If the collisions are totally elastic, I would expect that if Medium 1 hits Medium 2, which didn't move, head on (the normal of the collision being parallel to the relative movement of the 2 objects) Medium 1 stops and Medium 2 "bounces" at the same speed Medium 1 was moving. If the collision was not head on, I would expect Medium 1 to transmit the part of his motion that was parallel to the collision's normal, and keep 100% of the component perpendicular to that collision.

If a Medium collides with Light, I'd expect Light to bounce near the speed of light (I had to phrase it that way, it was too obvious.)
If an object (1, 2, 3 or 4) hits Duper, I'd expect the said object to bounce back at the same speed it had before, with Duper still sitting there, unaffected.

If a Medium hits Big, in a head on collision, or not, I have no clue how it would result.

Can anyone point me in the right direction please? I read stuff here and there about collisions, but I can't find a place where the whole concept, using vectors. I'm all confused about if I must use the concepts of inertia and such. If there are some explanation for inelastic collisions, I wouldn't mind either.

Thanks

 

[AlephZero]

The neat way to answer all of these is to measure things relative to the center of mass of the two particles.

The forces between the particles in the collision are equal and opposite, so the resultant force on the two particles is zero. Therefore, the motion of the center of mass is not changed by the collision.

If the collision is perfectly elastic, the velocities relative to the CM are just reversed in direction by the collision.
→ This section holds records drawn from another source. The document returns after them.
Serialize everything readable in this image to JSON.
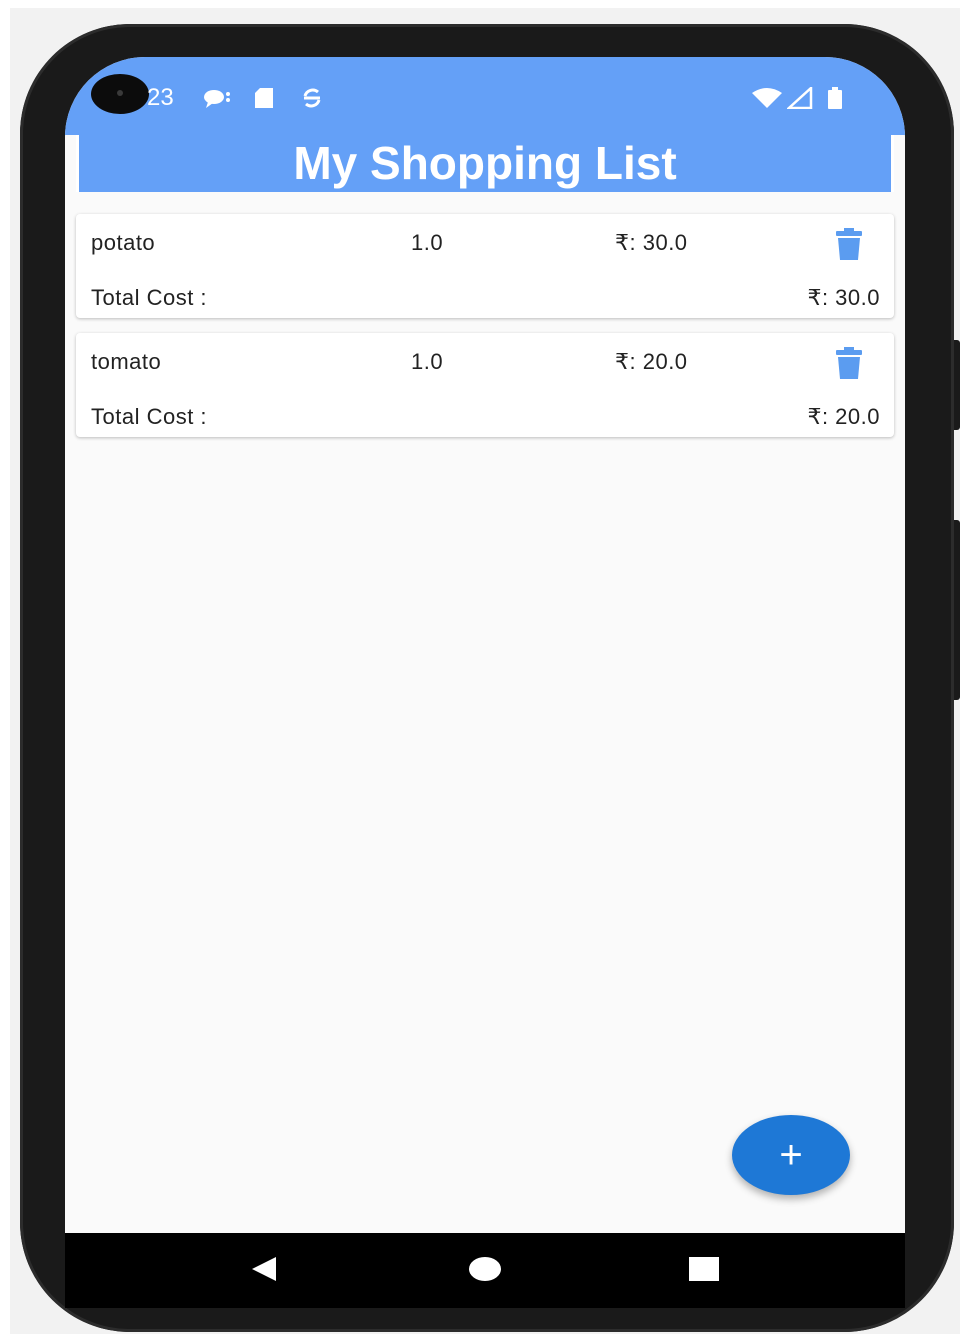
{
  "status_bar": {
    "time": "23",
    "icons_left": [
      "chat-bubble-icon",
      "sd-card-icon",
      "sync-icon"
    ],
    "icons_right": [
      "wifi-icon",
      "cell-signal-icon",
      "battery-icon"
    ]
  },
  "app_bar": {
    "title": "My Shopping List"
  },
  "items": [
    {
      "name": "potato",
      "quantity": "1.0",
      "price": "₹: 30.0",
      "total_label": "Total Cost :",
      "total_value": "₹: 30.0"
    },
    {
      "name": "tomato",
      "quantity": "1.0",
      "price": "₹: 20.0",
      "total_label": "Total Cost :",
      "total_value": "₹: 20.0"
    }
  ],
  "fab": {
    "label": "+"
  },
  "colors": {
    "primary": "#64a0f7",
    "fab": "#1e78d6",
    "delete_icon": "#5b9cf0"
  },
  "nav_bar": {
    "buttons": [
      "back-icon",
      "home-icon",
      "recents-icon"
    ]
  }
}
To work through your "equal mass" case this way: Suppose the speeds of the particles before collision are v and 0.
The velocity of the CM is (mv + m.0)/2m = v/2
To find the relative velocities before collision, subtract the velocitiy of the CM. They are v - v/2 = +v/2 and 0 - v/2 = -v/2
The relative velocities after collision are reversed, that is -v/2 and +v/2.
To find the absolute velocties after collision, add the CM velocity, and you get -v/2 + v/2 = 0 and +v/2 + v/2 = v, whish is what you said the answer was.

Your result for the "heavy and light" case was wrong. The light particle after the collision will be twice the speed of the heavy particle, not "infinitely fast". Work through it yourself to check that.

BTW, don't you mean there are gno nomes in this question

 

[Tipx]

Thanks for your reply AlephZero. Let me me see if I get this straight :

If the collision is perfectly elastic, the velocities relative to the CM are just reversed in direction by the collision.

Work through it yourself to check that.

Here I go :
m1 = 2kg
v1 = 0m/s
m2 = 5kg
v2 = 3m/s

2 would be moving at (3 - 15/7 = 6/7)m/s relatively to the CM, so after the impact, it would move at (-6/7)m/s relatively to CM, so it would, in absolute, have a velocity of (9/7)m/s, while, using the same parameters, 1 would end up moving at (30/7)m/s?

If I understand correctly, and if I "mix" this with something else I read about oblique collisions, to go with a vectorial approach, I would :
1- Decompose the initial velocity relatively to the normal of the collision into a parallel component, and a perpendicular component.
2- Relativise the parallel component to the CM's velocity parallel component.
3- "Reverse the direction".
4- "Absolutise" the Parallel component by adding back the CM's velocity parallel component.
5- Add back the initial perpendicular component
6- Smile

Sounds correct?

 

[AlephZero]

2 would be moving at (3 - 15/7 = 6/7)m/s relatively to the CM, so after the impact, it would move at (-6/7)m/s relatively to CM, so it would, in absolute, have a velocity of (9/7)m/s, while, using the same parameters, 1 would end up moving at (30/7)m/s?

Yes, I thnk that's right.

If I understand correctly, and if I "mix" this with something else I read about oblique collisions, to go with a vectorial approach, I would :
1- Decompose the initial velocity relatively to the normal of the collision into a parallel component, and a perpendicular component.
2- Relativise the parallel component to the CM's velocity parallel component.
3- "Reverse the direction".
4- "Absolutise" the Parallel component by adding back the CM's velocity parallel component.
5- Add back the initial perpendicular component
6- Smile

Sounds correct?

If you ignore friction, then yes, the veolcities perpendicular to the motion of the CM are unchanged.

But if you do include friction, and the bodies are not points so they can also rotate about their own centers of mass, everything gets a lot more complicated!

 

[Tipx]

But if you do include friction, and the bodies are not points so they can also rotate about their own centers of mass, everything gets a lot more complicated!

Oh yes indeed!
I already though about the moment of inertia, but I'm not sure I want to get into that, so I'm supposing the world is frictionless, rotationless!

Thanks a lot for your help AlephZero, it's MUCH appreciated!